31.6 C
Jakarta

Benarkah Demokrasi Milik Masyarakat Elit dan Oligarki?

Baca Juga:

Oleh : Ace Somantri

Puluhan tahun bangsa ini merdeka dari penjajahan Belanda dan negara lainnya, begitu informasi yang ditayangkan setiap tahun diperingati pada bulan Agustus di tanggal tujuhbelas yang dikenal dengan hari kemerdekaan Indonesia. Bersyukur atas berkat rahmat Allah Ta’ala bangsa ini merdeka walaupun pernyataan ikrar terbuka dengan cara dipaksa oleh beberapa pemuda Indonesia yang pemberani. Pantas dan layak para pemuda tersebut dikenang sebagai pelopor gerakan kemerdekaan, mungkin boleh dikatakan tanpa mereka yang berinisiasi menculik Soekarno didesak dan dipaksa untuk mendeklarasikan kemerdekaan Indonesia.

Memang tepat apa yang dilakukan para pemuda tersebut, apapun alasannya kala itu andaikan tidak ada deklarasi proklamasi kemerdekaan entah seperti apa nasib bangsa hari ini, apakah lebih baik atau lebih buruk. Yang jelas, mereka para pemuda sangat berjasa pada pada bangsa ini.

Dengan gagah dan berani proklamasi kemerdekaan dikumandangkan secara terbuka. Sorak sorai di penjuru negeri menyambut kemerdekaan Indonesia, antusias rakyat kegirangan sebagai tanda bahagia tiada tara. Di saat itu, ada harapan besar bagi rakyat Indonesia walaupun berbagai regulasi dan legitimasi pasca kemerdekaan belum siap sedia. Demokrasi dijadikan rujukan, Soekarno Hatta memimpin negeri tanpa pemilu raya dikarenakan awal berdiri sebuah bangsa dan negara.

Dalam rangka mengawal bangsa, para pemimpin negara terus-menerus lari secara maraton melalui musyawarah ke musyawarah membahas kebutuhan instrumen negara hingga bertahap berbagai keputusan dihasilkan yang disepakati. Kegiatan tersebut proses perwujudan demokrasi saat awal berdirinya sebuah bangsa dan negara. Mereka berdua memimpin dalam proses pembentukan pondasi dan wujud negara atas teori trias politika, yaitu eksekutif, yudikatif dan legislatif. Istilah demokrasi menjadi ikon dalam pembangunan negara dan bangsa diberbagai negara dibelahan dunia hingga dilegitimasi oleh nilai-nilai ajaran Islam.

Berkeadilan

Benarkah demokrasi itu berkeadilan, santun dan beradab bagi semua. Berat sungguh berat, teorinya memang bagus karena memberi spirit keadilan dan keadaban karena mekanisme mengambil kebijakan-kebijkan yang diputuskan melalui musyawarah mufakat. Nilai-nilai permusyawaratan bagian kecil dari ajaran yang diajarkan dalam agama Islam, khususnya …waamruhum syuuraa bainahum… Q.S. Asy-Syura ayat 38.

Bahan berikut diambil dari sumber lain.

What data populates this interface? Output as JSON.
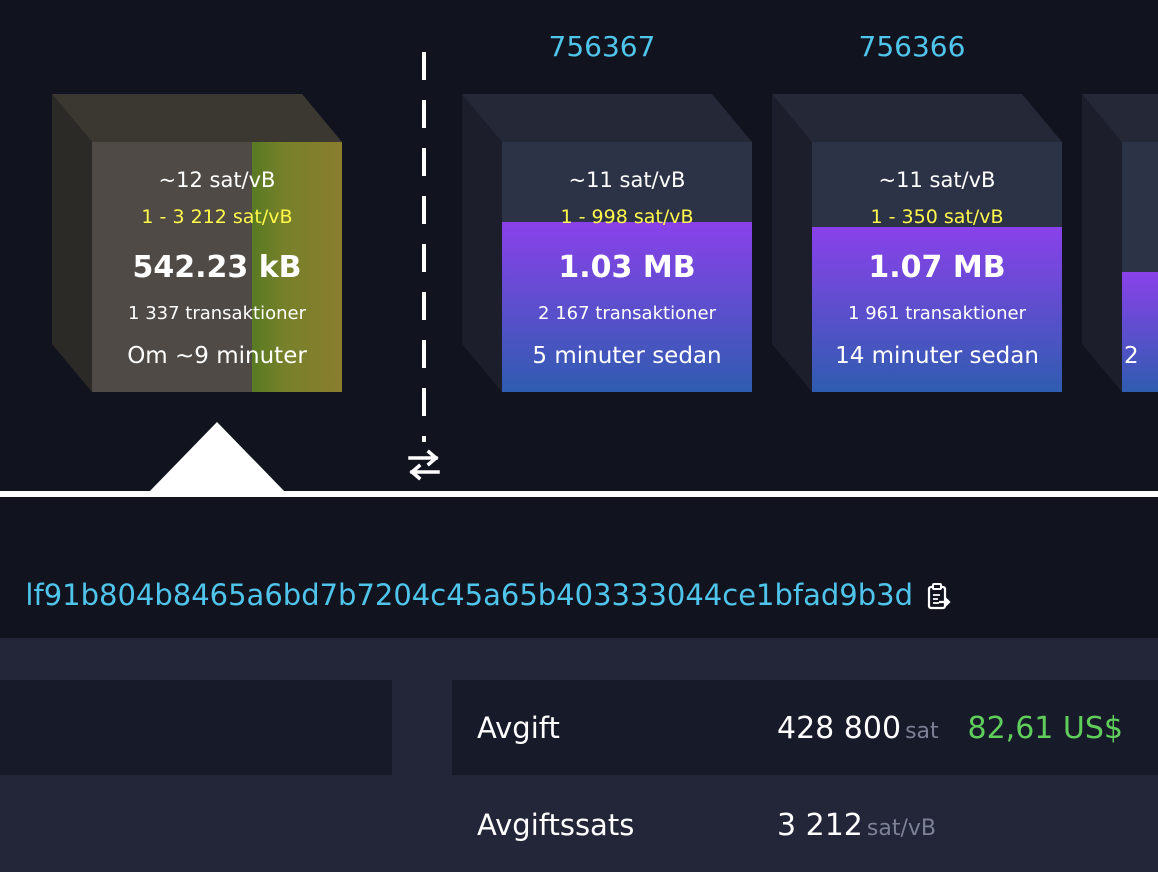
{
  "mempool_block": {
    "median_fee": "~12 sat/vB",
    "fee_range": "1 - 3 212 sat/vB",
    "size": "542.23 kB",
    "tx_count": "1 337 transaktioner",
    "eta": "Om ~9 minuter"
  },
  "blocks": [
    {
      "height": "756367",
      "median_fee": "~11 sat/vB",
      "fee_range": "1 - 998 sat/vB",
      "size": "1.03 MB",
      "tx_count": "2 167 transaktioner",
      "time_ago": "5 minuter sedan",
      "fullness": 0.68
    },
    {
      "height": "756366",
      "median_fee": "~11 sat/vB",
      "fee_range": "1 - 350 sat/vB",
      "size": "1.07 MB",
      "tx_count": "1 961 transaktioner",
      "time_ago": "14 minuter sedan",
      "fullness": 0.66
    },
    {
      "time_ago_partial": "2",
      "fullness": 0.48
    }
  ],
  "txid": "lf91b804b8465a6bd7b7204c45a65b403333044ce1bfad9b3d",
  "details": {
    "fee_label": "Avgift",
    "fee_value": "428 800",
    "fee_unit": "sat",
    "fee_fiat": "82,61 US$",
    "rate_label": "Avgiftssats",
    "rate_value": "3 212",
    "rate_unit": "sat/vB"
  },
  "icons": {
    "swap": "swap-arrows-icon",
    "copy": "clipboard-copy-icon"
  },
  "colors": {
    "background": "#11131f",
    "link": "#4fc5ec",
    "fee_range": "#fffa4a",
    "fiat": "#5fce5a",
    "block_fill_top": "#8a41ea",
    "block_fill_bottom": "#2f5cb0"
  }
}
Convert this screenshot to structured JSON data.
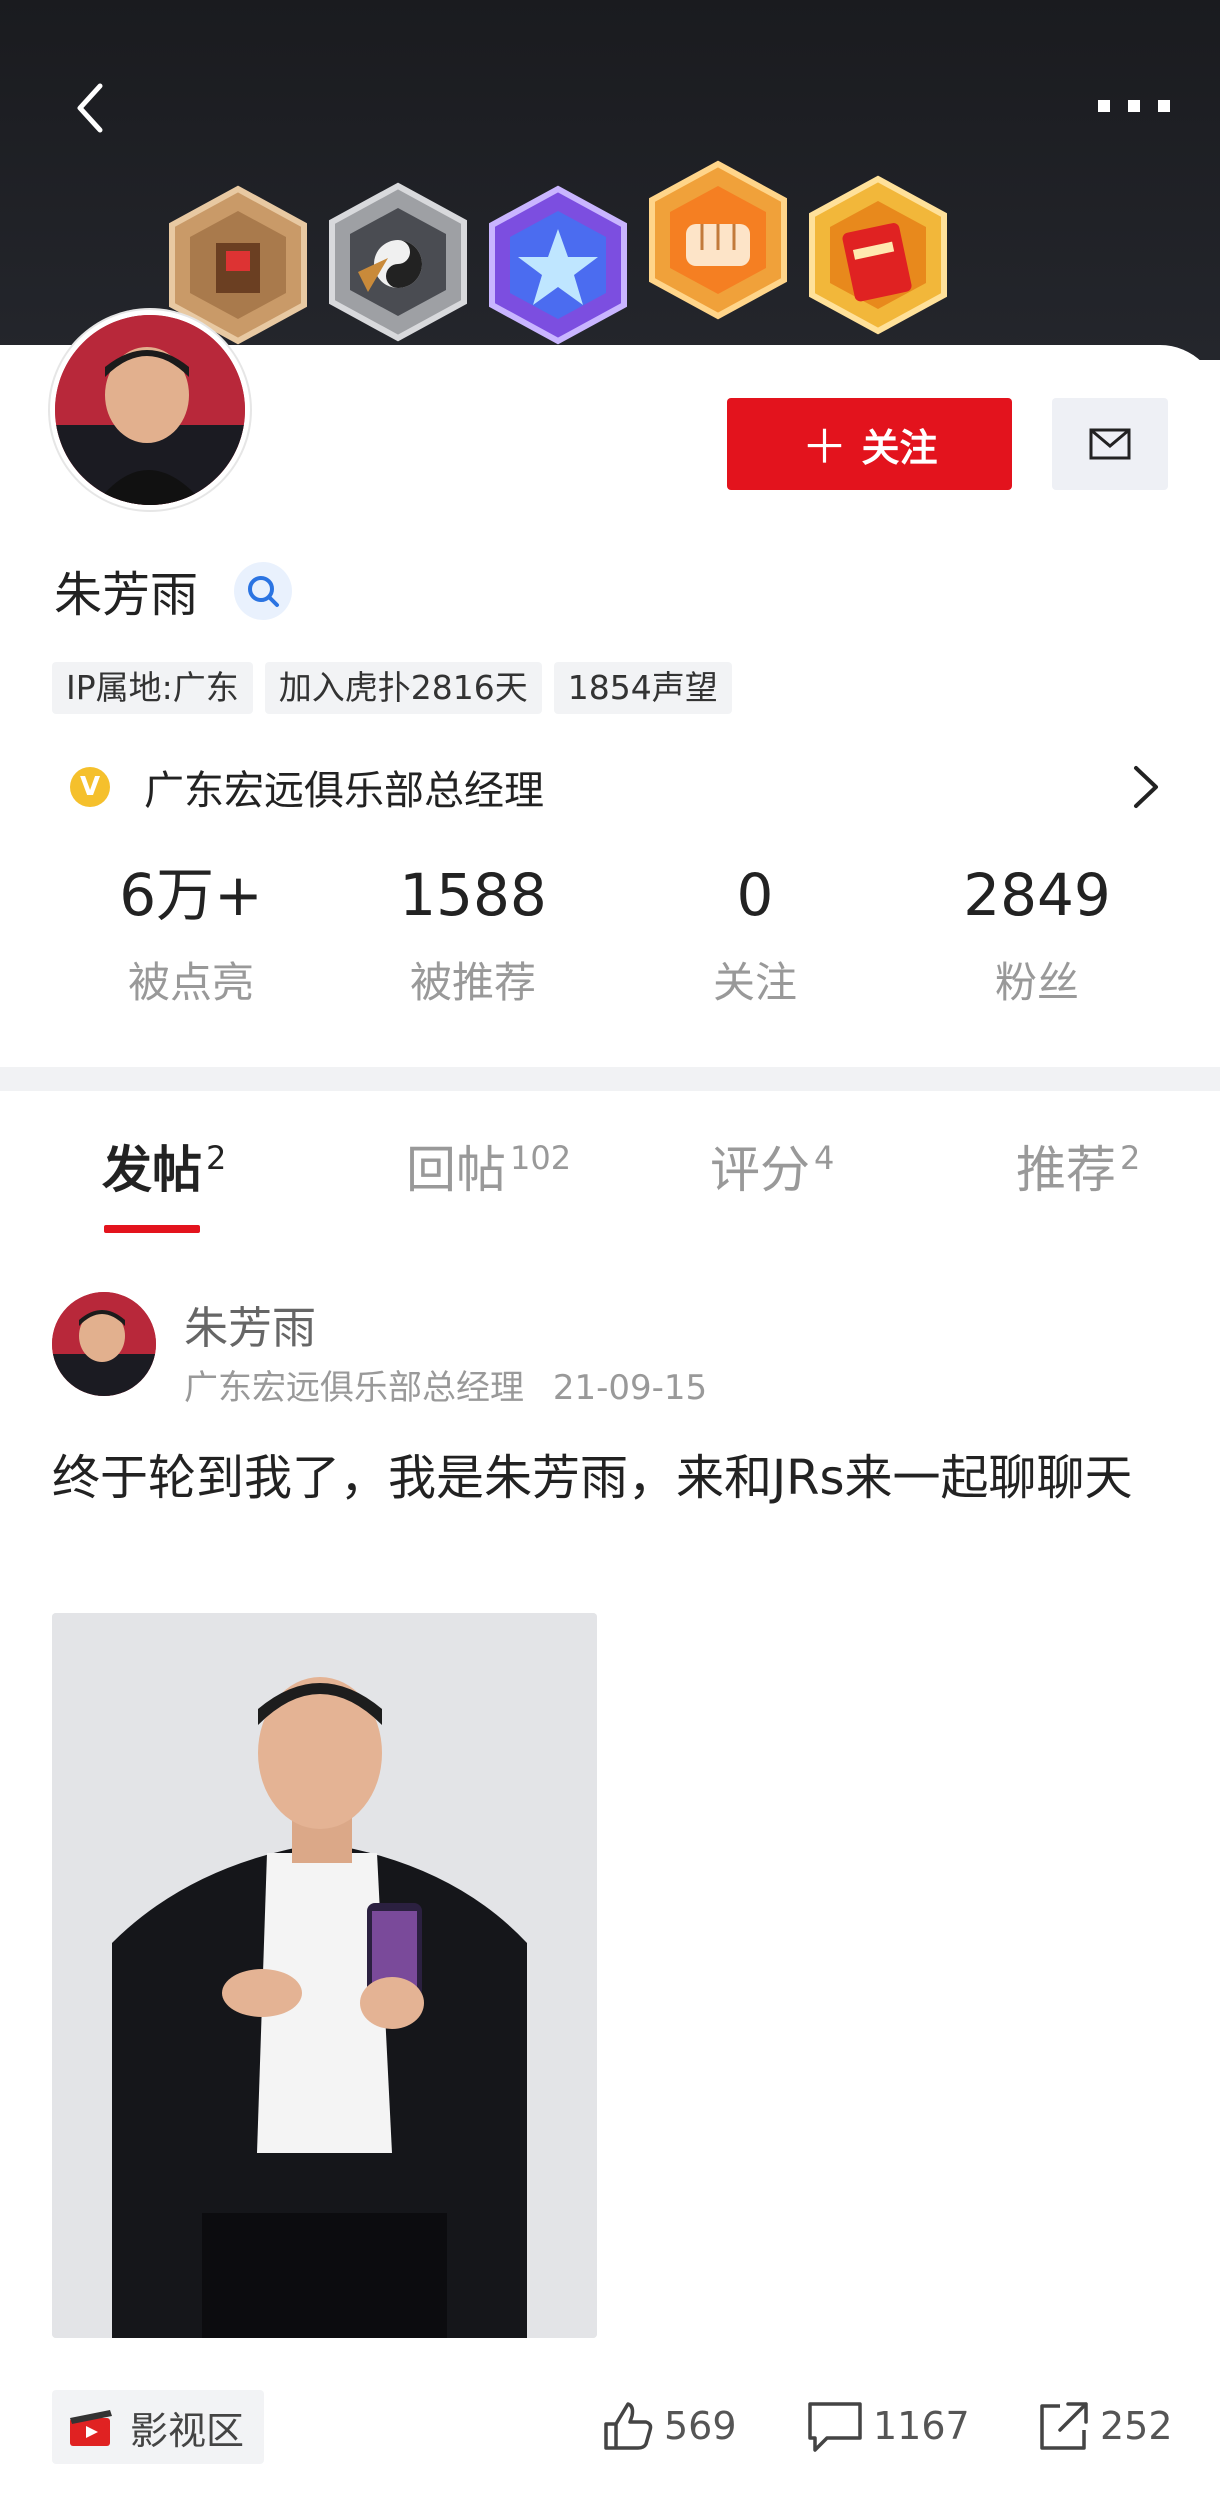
{
  "header": {
    "back_icon": "chevron-left-icon",
    "more_icon": "more-dots-icon",
    "badges": [
      "badge-1",
      "badge-2",
      "badge-3",
      "badge-4",
      "badge-5"
    ]
  },
  "profile": {
    "name": "朱芳雨",
    "follow_label": "关注",
    "tags": [
      "IP属地:广东",
      "加入虎扑2816天",
      "1854声望"
    ],
    "certification": "广东宏远俱乐部总经理",
    "cert_badge": "V"
  },
  "stats": [
    {
      "value": "6万+",
      "label": "被点亮"
    },
    {
      "value": "1588",
      "label": "被推荐"
    },
    {
      "value": "0",
      "label": "关注"
    },
    {
      "value": "2849",
      "label": "粉丝"
    }
  ],
  "tabs": [
    {
      "label": "发帖",
      "count": "2"
    },
    {
      "label": "回帖",
      "count": "102"
    },
    {
      "label": "评分",
      "count": "4"
    },
    {
      "label": "推荐",
      "count": "2"
    }
  ],
  "post": {
    "author": "朱芳雨",
    "title": "广东宏远俱乐部总经理",
    "date": "21-09-15",
    "text": "终于轮到我了，我是朱芳雨，来和JRs来一起聊聊天",
    "category": "影视区",
    "likes": "569",
    "comments": "1167",
    "shares": "252"
  },
  "colors": {
    "accent": "#e3131d",
    "header_bg": "#1a1b1f",
    "muted": "#999999"
  }
}
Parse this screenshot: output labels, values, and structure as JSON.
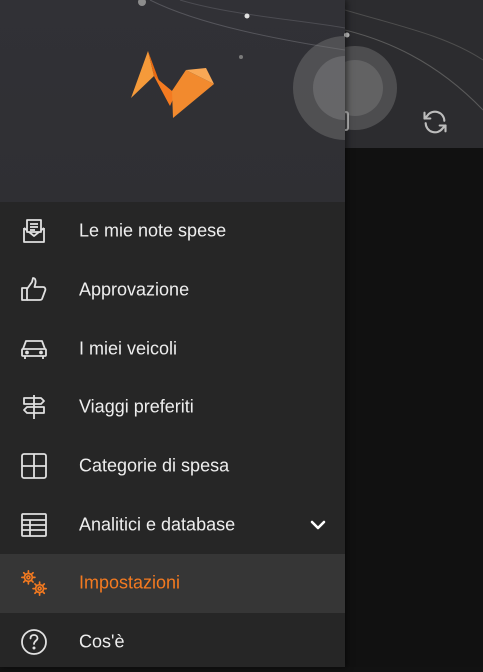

Segala sesuatu yang diputuskan untuk menjadi kebijakan publik atau orang banyak harus benar-benar hasil musyawarah yang melibatkan pihak-pihak yang berkepentingan dan masyarakat luas. Tujuan utama kebijakan publik semata-mata untuk kepentingan hajat orang banyak bukan segelintir orang, andaikan mengikuti segelintir orang tertentu dengan membawa kepentingan pribadi dan kelompoknya atas dasar hawa nafsu yang tidak disadari, maka konsekuensi dari perbuatan tersebut dapat dikategorikan mengingkari syari’at Islam di atas. Dampak dari sikap dan perbuatan tersebut akan banyak pihak yang dirugikan baik secara materil maupun immateril.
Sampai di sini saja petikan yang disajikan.